If possible, use a pillow and a chair to easily lift your hands up, bringing your baby closer to the breast. Avoid stooping because it is uncomfortable, causing back, neck and arm pain.
You can also alternate positions, if only one posture is maintained, your baby’s mouth will put pressure on the same position on the nipple leading to pain.
Soften the breast before breastfeeding
During the first few weeks of breastfeeding, the mother will feel uncomfortable tightness in the sharp. It also happens if you miss a feed, or if your body produces too much milk.
When your breasts are tight, your baby will have a hard time sucking. At that time, you should express a little milk before nursing. Mother’s breast is softer, she will be easier to latch and button, which will help prevent nipple pain.
Feed your baby every 2-3 hours
Babies with a small stomach, digesting breast milk quickly and easily should be fed regularly, not waiting until they are hungry. If you’re too hungry, your baby will feed harder, causing pain for the mother. Not to mention, the long milk accumulation will cause sharp tightness.
Care for skin around the sharp and nipples
There are several glands available on the breast, called montgomery glands, that help moisturize and protect the breasts and nipples. However, you can support to keep the skin here healthy.
When showering, wash your sharp with warm water, avoiding any hard soap that can dry, irritate, or crack your skin.
There is no need to use ointments or lotions as they can make breast pain worse. Only when the nipples are previously dry, cracked, you need to use moisturizers, but must follow the instructions of the doctor to ensure the safety of children.
Change your bra often
If you leak milk, try to keep your breasts, bra and breast pads clean and dry. If you have breast pads, do not use products that are nylon or waterproof, as they also contribute to moisturizing.
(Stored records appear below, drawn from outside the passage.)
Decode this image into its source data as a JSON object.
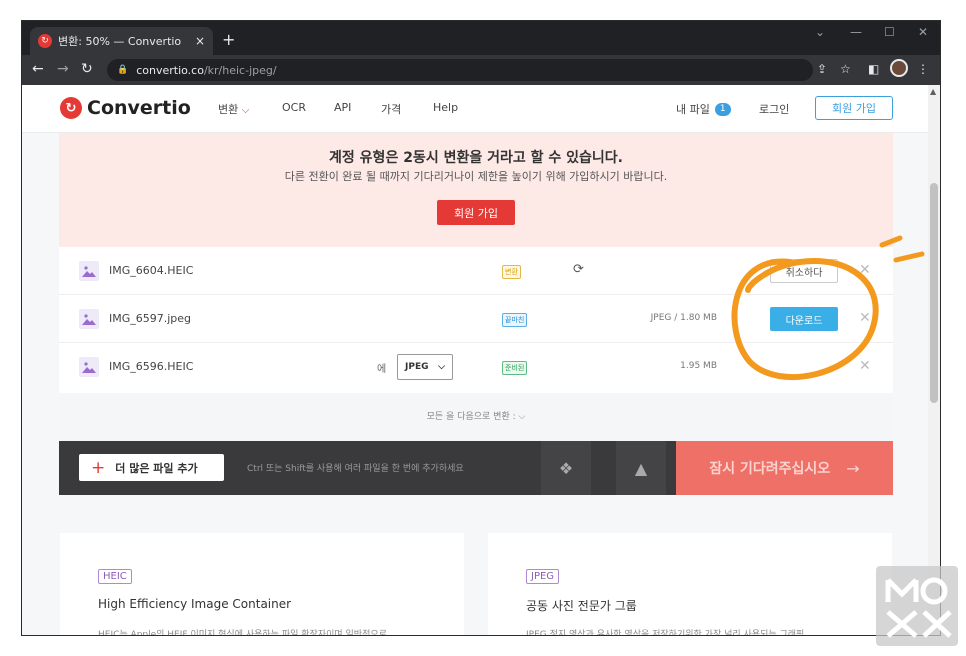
{
  "browser": {
    "tab_title": "변환: 50% — Convertio",
    "tab_close": "×",
    "new_tab": "+",
    "url_host": "convertio.co",
    "url_path": "/kr/heic-jpeg/"
  },
  "site": {
    "logo_text": "Convertio",
    "menu": {
      "convert": "변환",
      "ocr": "OCR",
      "api": "API",
      "pricing": "가격",
      "help": "Help"
    },
    "my_files": "내 파일",
    "my_files_count": "1",
    "login": "로그인",
    "signup": "회원 가입"
  },
  "alert": {
    "heading": "계정 유형은 2동시 변환을 거라고 할 수 있습니다.",
    "sub": "다른 전환이 완료 될 때까지 기다리거나이 제한을 높이기 위해 가입하시기 바랍니다.",
    "button": "회원 가입"
  },
  "files": [
    {
      "name": "IMG_6604.HEIC",
      "status": "변환",
      "size": "",
      "action": "취소하다"
    },
    {
      "name": "IMG_6597.jpeg",
      "status": "끝마친",
      "size": "JPEG / 1.80 MB",
      "action": "다운로드"
    },
    {
      "name": "IMG_6596.HEIC",
      "status": "준비된",
      "size": "1.95 MB",
      "to_label": "에",
      "format": "JPEG"
    }
  ],
  "convert_all": "모든 을 다음으로 변환 :",
  "actions": {
    "add_files": "더 많은 파일 추가",
    "hint": "Ctrl 또는 Shift를 사용해 여러 파일을 한 번에 추가하세요",
    "wait_button": "잠시 기다려주십시오",
    "arrow": "→"
  },
  "info": [
    {
      "tag": "HEIC",
      "title": "High Efficiency Image Container",
      "desc": "HEIC는 Apple의 HEIF 이미지 형식에 사용하는 파일 확장자이며 일반적으로"
    },
    {
      "tag": "JPEG",
      "title": "공동 사진 전문가 그룹",
      "desc": "JPEG 정지 영상과 유사한 영상을 저장하기위한 가장 널리 사용되는 그래픽"
    }
  ],
  "colors": {
    "brand_red": "#e53935",
    "accent_blue": "#3b9fe0",
    "annotation_orange": "#f39a1e"
  }
}
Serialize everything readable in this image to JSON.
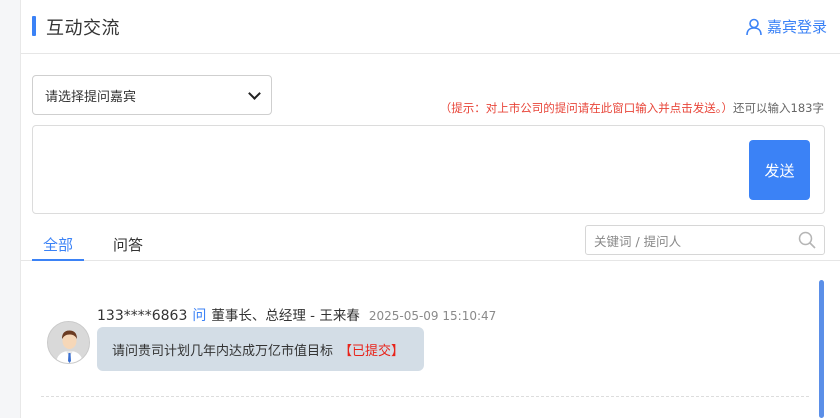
{
  "header": {
    "title": "互动交流",
    "guest_login_label": "嘉宾登录",
    "accent_color": "#3b82f6"
  },
  "form": {
    "guest_select": {
      "selected": "请选择提问嘉宾"
    },
    "hint": {
      "notice": "（提示：对上市公司的提问请在此窗口输入并点击发送。）",
      "remaining": "还可以输入183字"
    },
    "question_box": {
      "value": ""
    },
    "send_label": "发送"
  },
  "tabs": [
    {
      "label": "全部",
      "active": true
    },
    {
      "label": "问答",
      "active": false
    }
  ],
  "search": {
    "placeholder": "关键词 / 提问人"
  },
  "feed": [
    {
      "user": "133****6863",
      "ask_word": "问",
      "target": "董事长、总经理 - 王来春",
      "time": "2025-05-09 15:10:47",
      "question": "请问贵司计划几年内达成万亿市值目标",
      "status": "【已提交】",
      "status_color": "#e8231a"
    }
  ],
  "icons": {
    "guest_login": "user-icon",
    "search": "search-icon",
    "select": "chevron-down-icon",
    "avatar": "user-avatar-icon"
  }
}
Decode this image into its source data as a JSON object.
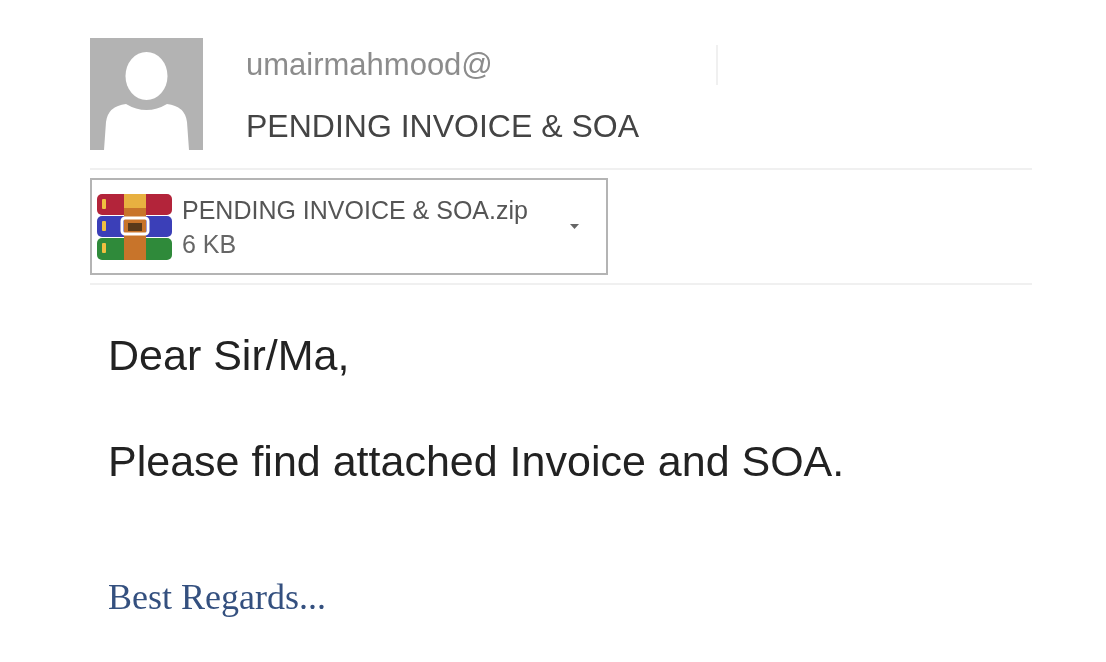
{
  "message": {
    "sender": "umairmahmood@",
    "subject": "PENDING INVOICE & SOA"
  },
  "attachments": [
    {
      "name": "PENDING INVOICE & SOA.zip",
      "size": "6 KB"
    }
  ],
  "body": {
    "paragraphs": [
      "Dear Sir/Ma,",
      "Please find attached Invoice and SOA."
    ],
    "signature": "Best Regards..."
  }
}
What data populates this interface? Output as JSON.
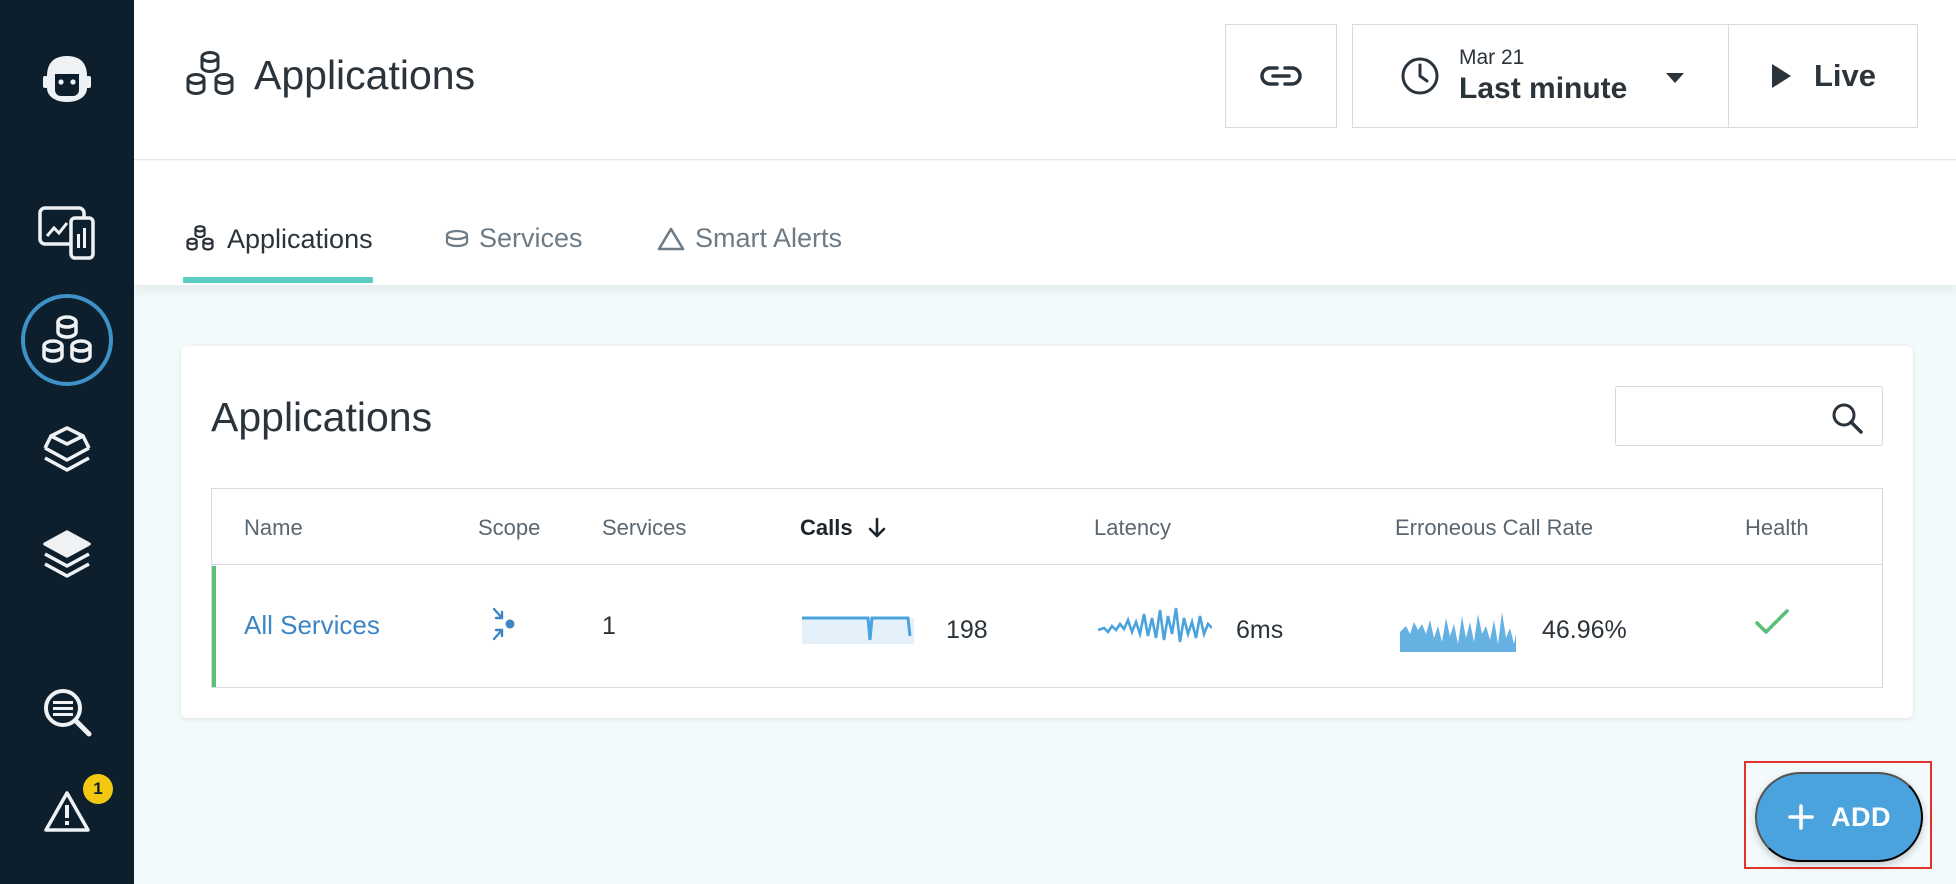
{
  "sidebar": {
    "items": [
      {
        "icon": "robot-logo-icon",
        "active": false
      },
      {
        "icon": "website-monitoring-icon",
        "active": false
      },
      {
        "icon": "applications-icon",
        "active": true
      },
      {
        "icon": "platforms-icon",
        "active": false
      },
      {
        "icon": "infrastructure-layers-icon",
        "active": false
      },
      {
        "icon": "analytics-search-icon",
        "active": false
      },
      {
        "icon": "events-alert-icon",
        "active": false,
        "badge": "1"
      }
    ]
  },
  "header": {
    "title": "Applications",
    "time": {
      "date": "Mar 21",
      "range": "Last minute"
    },
    "live_label": "Live"
  },
  "tabs": [
    {
      "label": "Applications",
      "icon": "applications-icon",
      "active": true
    },
    {
      "label": "Services",
      "icon": "services-icon",
      "active": false
    },
    {
      "label": "Smart Alerts",
      "icon": "smart-alerts-icon",
      "active": false
    }
  ],
  "card": {
    "title": "Applications",
    "search_placeholder": "",
    "columns": [
      "Name",
      "Scope",
      "Services",
      "Calls",
      "Latency",
      "Erroneous Call Rate",
      "Health"
    ],
    "sorted_column": "Calls",
    "rows": [
      {
        "name": "All Services",
        "scope_icon": "scope-inbound-icon",
        "services": "1",
        "calls": "198",
        "latency": "6ms",
        "error_rate": "46.96%",
        "health_icon": "check-icon"
      }
    ]
  },
  "add_button": {
    "label": "ADD"
  },
  "colors": {
    "sidebar_bg": "#0d1f2d",
    "accent_blue": "#4aa3dc",
    "tab_underline": "#5ccdc2",
    "healthy_green": "#5cbf78",
    "link_blue": "#3d86c6",
    "highlight_red": "#e0322a"
  }
}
Should choose pads made from natural materials, breathable, absorbent, comfortable and easy to wash. Whether your pads are reusable or disposable, change them often.
Keeping the pads wet on your skin for too long will provide the perfect environment for microorganisms to grow, causing fungus, peeling or nipple inflammation.
Be careful when separating your baby from the body
At the end of the meal, the baby may release their mouth from the breast, or sleep while still clutching the nipple. In this case, do not abruptly pull the baby away from the mother.
This can cause pain and damage to the nipples. Should gently put your finger in the corner of the baby’s mouth to release gravity; then fold your finger around the nipple to keep it from biting when pulled.
Gentle with breast pump
If you use a breast pump, use it correctly. Breast pump has many sizes, needs to change the pump surface to suit the breast.
Many women think that a high speed pump and high suction power will help to produce more milk, but in fact this is wrong, causing more pain and reduce breast milk secretion.
To avoid breast damage when using the machine, use a suitable pump face and start with a light, slow suction.
If your sharp pain does not go away within a few days, see your doctor, midwife or health care provider to rule out causes that require treatment, such as thrush or mastitis.
If you have trouble getting your baby to latch properly, seek help from a breastfeeding counselor. Ask to be referred to them, or contact a breastfeeding organization from our guide for further advice.